RuntimeError when training to 13 epochs

Closed this issue · 2 comments

First, thank you for your amazing work!

When I trained to 13 epochs I encounter this error: RuntimeError: There was an error while running the linear optimizer. Original error message: torch.linalg_cholesky: (Batch element 8): The factorization could not be completed because the input is not positive-definite (the leading minor of order 18 is not positive-definite).. Backward pass will not work. To obtain the best solution seen before the error, run with torch.no_grad()

Could you kindly help me to find the reason?
The full log is shown below:

Epoch 13/20
Train Progress: [ 29984/ 36111] Loss: 5.0243 0.2171s/sampleTraceback (most recent call last):
File "/home/moovita/theseus/theseus/optimizer/nonlinear/nonlinear_optimizer.py", line 274, in _optimize_loop
delta = self.compute_delta(**kwargs)
File "/home/moovita/theseus/theseus/optimizer/nonlinear/gauss_newton.py", line 47, in compute_delta
return self.linear_solver.solve()
File "/home/moovita/theseus/theseus/optimizer/linear/dense_solver.py", line 113, in solve
return self._apply_damping_and_solve(
File "/home/moovita/theseus/theseus/optimizer/linear/dense_solver.py", line 75, in _apply_damping_and_solve
return self._solve_sytem(Atb, AtA)
File "/home/moovita/theseus/theseus/optimizer/linear/dense_solver.py", line 157, in _solve_sytem
lower = torch.linalg.cholesky(AtA)
torch._C._LinAlgError: torch.linalg_cholesky: (Batch element 8): The factorization could not be completed because the input is not positive-definite (the leading minor of order 18 is not positive-definite).

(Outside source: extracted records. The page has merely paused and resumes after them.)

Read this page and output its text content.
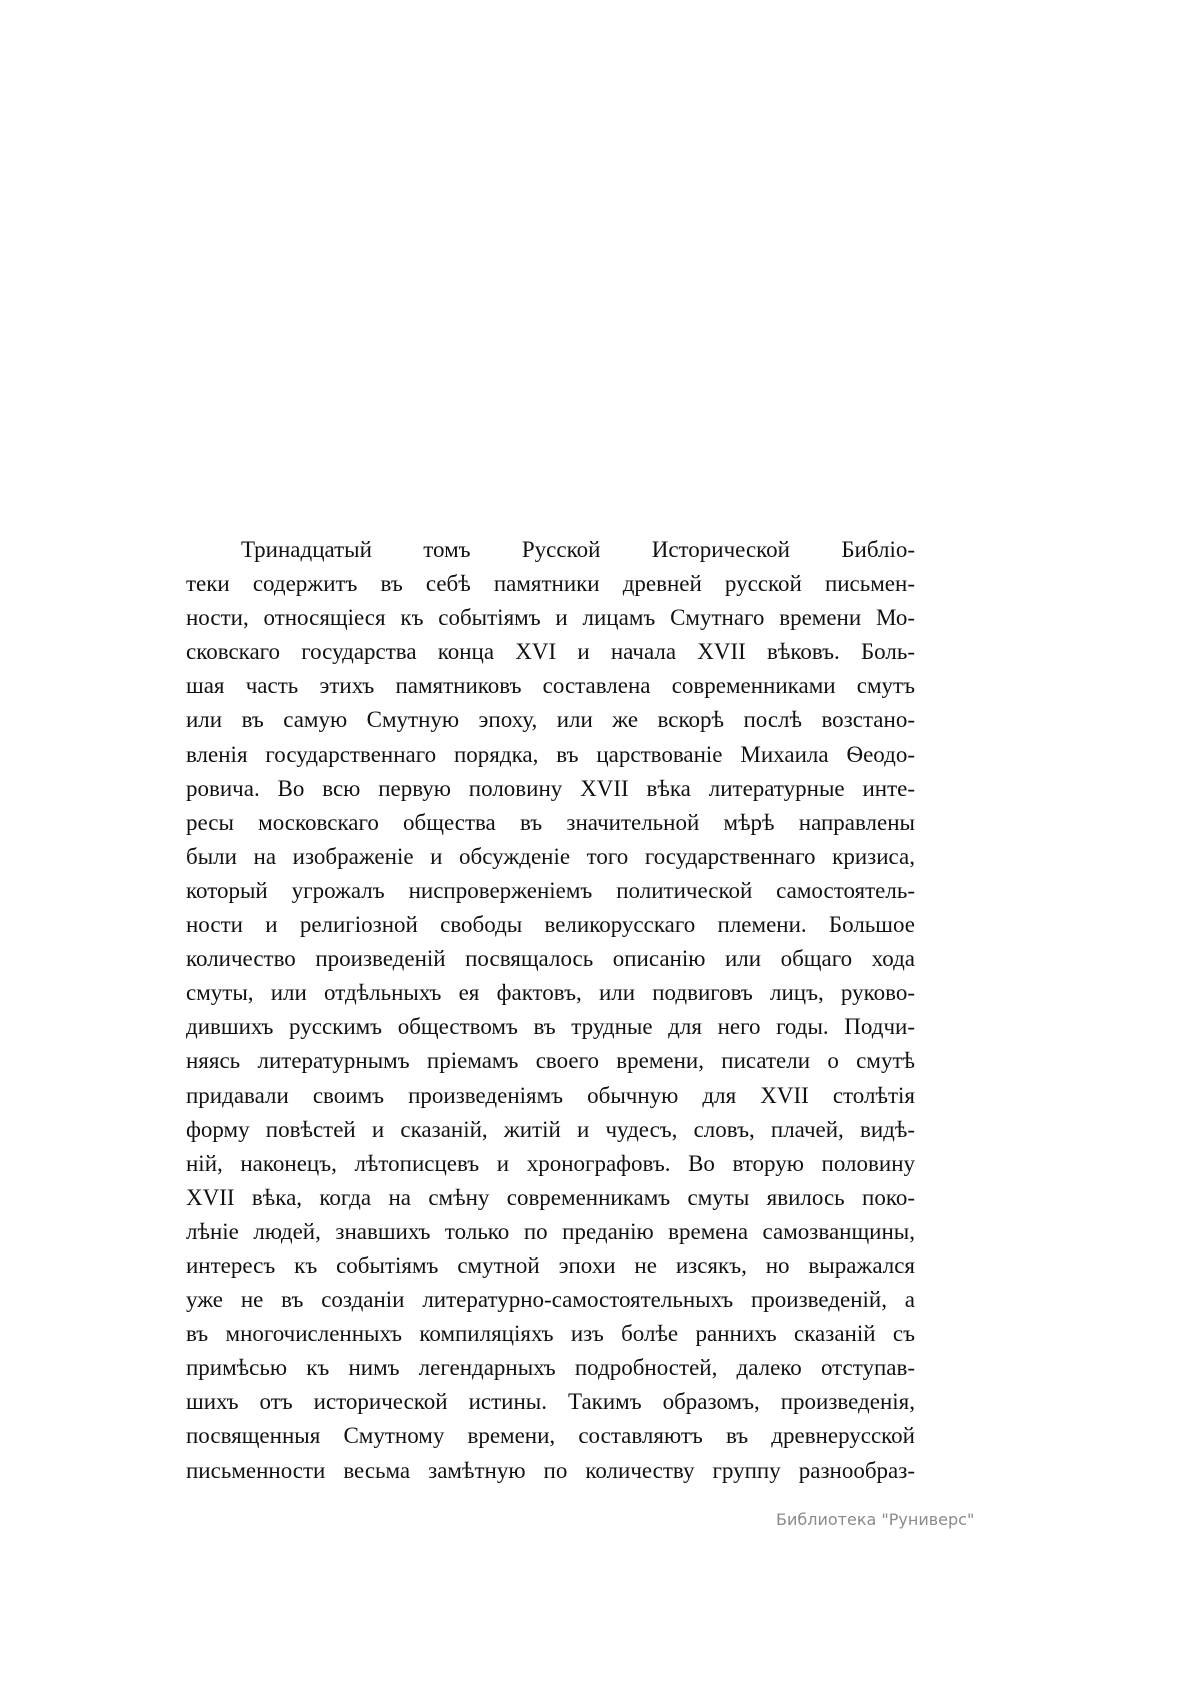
Тринадцатый томъ Русской Исторической Библіо-
теки содержитъ въ себѣ памятники древней русской письмен-
ности, относящіеся къ событіямъ и лицамъ Смутнаго времени Мо-
сковскаго государства конца XVI и начала XVII вѣковъ. Боль-
шая часть этихъ памятниковъ составлена современниками смутъ
или въ самую Смутную эпоху, или же вскорѣ послѣ возстано-
вленія государственнаго порядка, въ царствованіе Михаила Ѳеодо-
ровича. Во всю первую половину XVII вѣка литературные инте-
ресы московскаго общества въ значительной мѣрѣ направлены
были на изображеніе и обсужденіе того государственнаго кризиса,
который угрожалъ ниспроверженіемъ политической самостоятель-
ности и религіозной свободы великорусскаго племени. Большое
количество произведеній посвящалось описанію или общаго хода
смуты, или отдѣльныхъ ея фактовъ, или подвиговъ лицъ, руково-
дившихъ русскимъ обществомъ въ трудные для него годы. Подчи-
няясь литературнымъ пріемамъ своего времени, писатели о смутѣ
придавали своимъ произведеніямъ обычную для XVII столѣтія
форму повѣстей и сказаній, житій и чудесъ, словъ, плачей, видѣ-
ній, наконецъ, лѣтописцевъ и хронографовъ. Во вторую половину
XVII вѣка, когда на смѣну современникамъ смуты явилось поко-
лѣніе людей, знавшихъ только по преданію времена самозванщины,
интересъ къ событіямъ смутной эпохи не изсякъ, но выражался
уже не въ созданіи литературно-самостоятельныхъ произведеній, а
въ многочисленныхъ компиляціяхъ изъ болѣе раннихъ сказаній съ
примѣсью къ нимъ легендарныхъ подробностей, далеко отступав-
шихъ отъ исторической истины. Такимъ образомъ, произведенія,
посвященныя Смутному времени, составляютъ въ древнерусской
письменности весьма замѣтную по количеству группу разнообраз-
Библиотека "Руниверс"
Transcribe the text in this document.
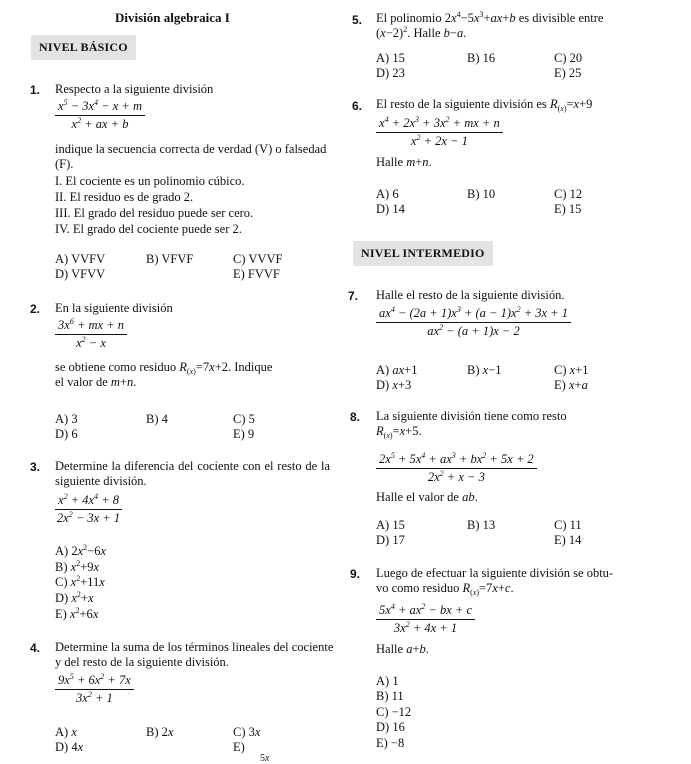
División algebraica I
NIVEL BÁSICO
1. Respecto a la siguiente división
$\frac{x^5 - 3x^4 - x + m}{x^2 + ax + b}$
indique la secuencia correcta de verdad (V) o falsedad (F).
I. El cociente es un polinomio cúbico.
II. El residuo es de grado 2.
III. El grado del residuo puede ser cero.
IV. El grado del cociente puede ser 2.
A) VVFV	B) VFVF	C) VVVF
D) VFVV	E) FVVF
2. En la siguiente división
$\frac{3x^6 + mx + n}{x^2 - x}$
se obtiene como residuo $R_{(x)}=7x+2$. Indique
el valor de m+n.
A) 3	B) 4	C) 5
D) 6	E) 9
3. Determine la diferencia del cociente con el resto de la siguiente división.
$\frac{x^2 + 4x^4 + 8}{2x^2 - 3x + 1}$
A) $2x^2-6x$
B) $x^2+9x$
C) $x^2+11x$
D) $x^2+x$
E) $x^2+6x$
4. Determine la suma de los términos lineales del cociente y del resto de la siguiente división.
$\frac{9x^5 + 6x^2 + 7x}{3x^2 + 1}$
A) x	B) 2x	C) 3x
D) 4x	E) $_{5x}$
5. El polinomio $2x^4-5x^3+ax+b$ es divisible entre
$(x-2)^2$. Halle b−a.
A) 15	B) 16	C) 20
D) 23	E) 25
6. El resto de la siguiente división es $R_{(x)}=x+9$
$\frac{x^4 + 2x^3 + 3x^2 + mx + n}{x^2 + 2x - 1}$
Halle m+n.
A) 6	B) 10	C) 12
D) 14	E) 15
NIVEL INTERMEDIO
7. Halle el resto de la siguiente división.
$\frac{ax^4 - (2a + 1)x^3 + (a - 1)x^2 + 3x + 1}{ax^2 - (a + 1)x - 2}$
A) ax+1	B) x−1	C) x+1
D) x+3	E) x+a
8. La siguiente división tiene como resto
$R_{(x)}=x+5$.
$\frac{2x^5 + 5x^4 + ax^3 + bx^2 + 5x + 2}{2x^2 + x - 3}$
Halle el valor de ab.
A) 15	B) 13	C) 11
D) 17	E) 14
9. Luego de efectuar la siguiente división se obtu-
vo como residuo $R_{(x)}=7x+c$.
$\frac{5x^4 + ax^2 - bx + c}{3x^2 + 4x + 1}$
Halle a+b.
A) 1
B) 11
C) −12
D) 16
E) −8
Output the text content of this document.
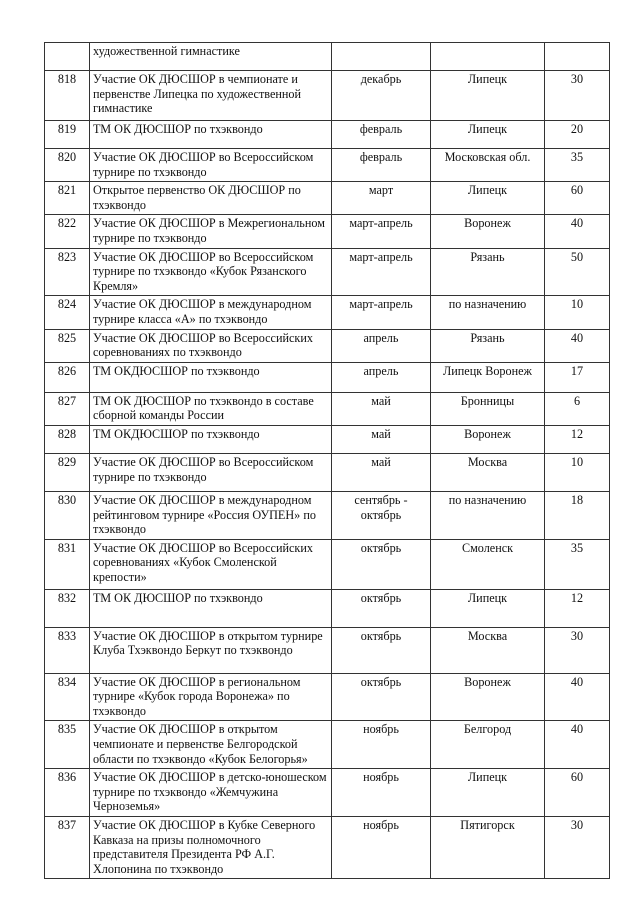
	художественной гимнастике			
818	Участие ОК ДЮСШОР в чемпионате и первенстве Липецка по художественной гимнастике	декабрь	Липецк	30
819	ТМ ОК ДЮСШОР по тхэквондо	февраль	Липецк	20
820	Участие ОК ДЮСШОР во Всероссийском турнире по тхэквондо	февраль	Московская обл.	35
821	Открытое первенство ОК ДЮСШОР по тхэквондо	март	Липецк	60
822	Участие ОК ДЮСШОР в Межрегиональном турнире по тхэквондо	март-апрель	Воронеж	40
823	Участие ОК ДЮСШОР во Всероссийском турнире по тхэквондо «Кубок Рязанского Кремля»	март-апрель	Рязань	50
824	Участие ОК ДЮСШОР в международном турнире класса «А» по тхэквондо	март-апрель	по назначению	10
825	Участие ОК ДЮСШОР во Всероссийских соревнованиях по тхэквондо	апрель	Рязань	40
826	ТМ ОКДЮСШОР по тхэквондо	апрель	Липецк Воронеж	17
827	ТМ ОК ДЮСШОР по тхэквондо в составе сборной команды России	май	Бронницы	6
828	ТМ ОКДЮСШОР по тхэквондо	май	Воронеж	12
829	Участие ОК ДЮСШОР во Всероссийском турнире по тхэквондо	май	Москва	10
830	Участие ОК ДЮСШОР в международном рейтинговом турнире «Россия ОУПЕН» по тхэквондо	сентябрь - октябрь	по назначению	18
831	Участие ОК ДЮСШОР во Всероссийских соревнованиях «Кубок Смоленской крепости»	октябрь	Смоленск	35
832	ТМ ОК ДЮСШОР по тхэквондо	октябрь	Липецк	12
833	Участие ОК ДЮСШОР в открытом турнире Клуба Тхэквондо Беркут по тхэквондо	октябрь	Москва	30
834	Участие ОК ДЮСШОР в региональном турнире «Кубок города Воронежа» по тхэквондо	октябрь	Воронеж	40
835	Участие ОК ДЮСШОР в открытом чемпионате и первенстве Белгородской области по тхэквондо «Кубок Белогорья»	ноябрь	Белгород	40
836	Участие ОК ДЮСШОР в детско-юношеском турнире по тхэквондо «Жемчужина Черноземья»	ноябрь	Липецк	60
837	Участие ОК ДЮСШОР в Кубке Северного Кавказа на призы полномочного представителя Президента РФ А.Г. Хлопонина по тхэквондо	ноябрь	Пятигорск	30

During handling of the above exception, another exception occurred:

Traceback (most recent call last):
File "train.py", line 251, in
model_training()
File "train.py", line 207, in model_training
train_loss, train_metrics = train_epoch(train_loader, predictor, planner, optimizer, args.use_planning)
File "train.py", line 53, in train_epoch
final_values, info = planner.layer.forward(planner_inputs)
File "/home/moovita/theseus/theseus/theseus_layer.py", line 88, in forward
vars, info = _forward(
File "/home/moovita/theseus/theseus/theseus_layer.py", line 148, in _forward
info = optimizer.optimize(**optimizer_kwargs)
File "/home/moovita/theseus/theseus/optimizer/optimizer.py", line 43, in optimize
return self._optimize_impl(**kwargs)
File "/home/moovita/theseus/theseus/optimizer/nonlinear/nonlinear_optimizer.py", line 357, in _optimize_impl
self._optimize_loop(
File "/home/moovita/theseus/theseus/optimizer/nonlinear/nonlinear_optimizer.py", line 281, in _optimize_loop
raise RuntimeError(
RuntimeError: There was an error while running the linear optimizer. Original error message: torch.linalg_cholesky: (Batch element 8): The factorization could not be completed because the input is not positive-definite (the leading minor of order 18 is not positive-definite).. Backward pass will not work. To obtain the best solution seen before the error, run with torch.no_grad()

MCZhi commented

Thank you for your interest in our work. This problem is caused by Theseus solver that torch.linalg_cholesky cannot handle this case. I have no solution to this problem but a workaround is to change the linear_solver_cls from th.CholeskyDenseSolver to th.CholmodSparseSolver in the MotionPlanner class in planner.py, which is more stable.

It really works for me!
Thank you for your kind help and your great work.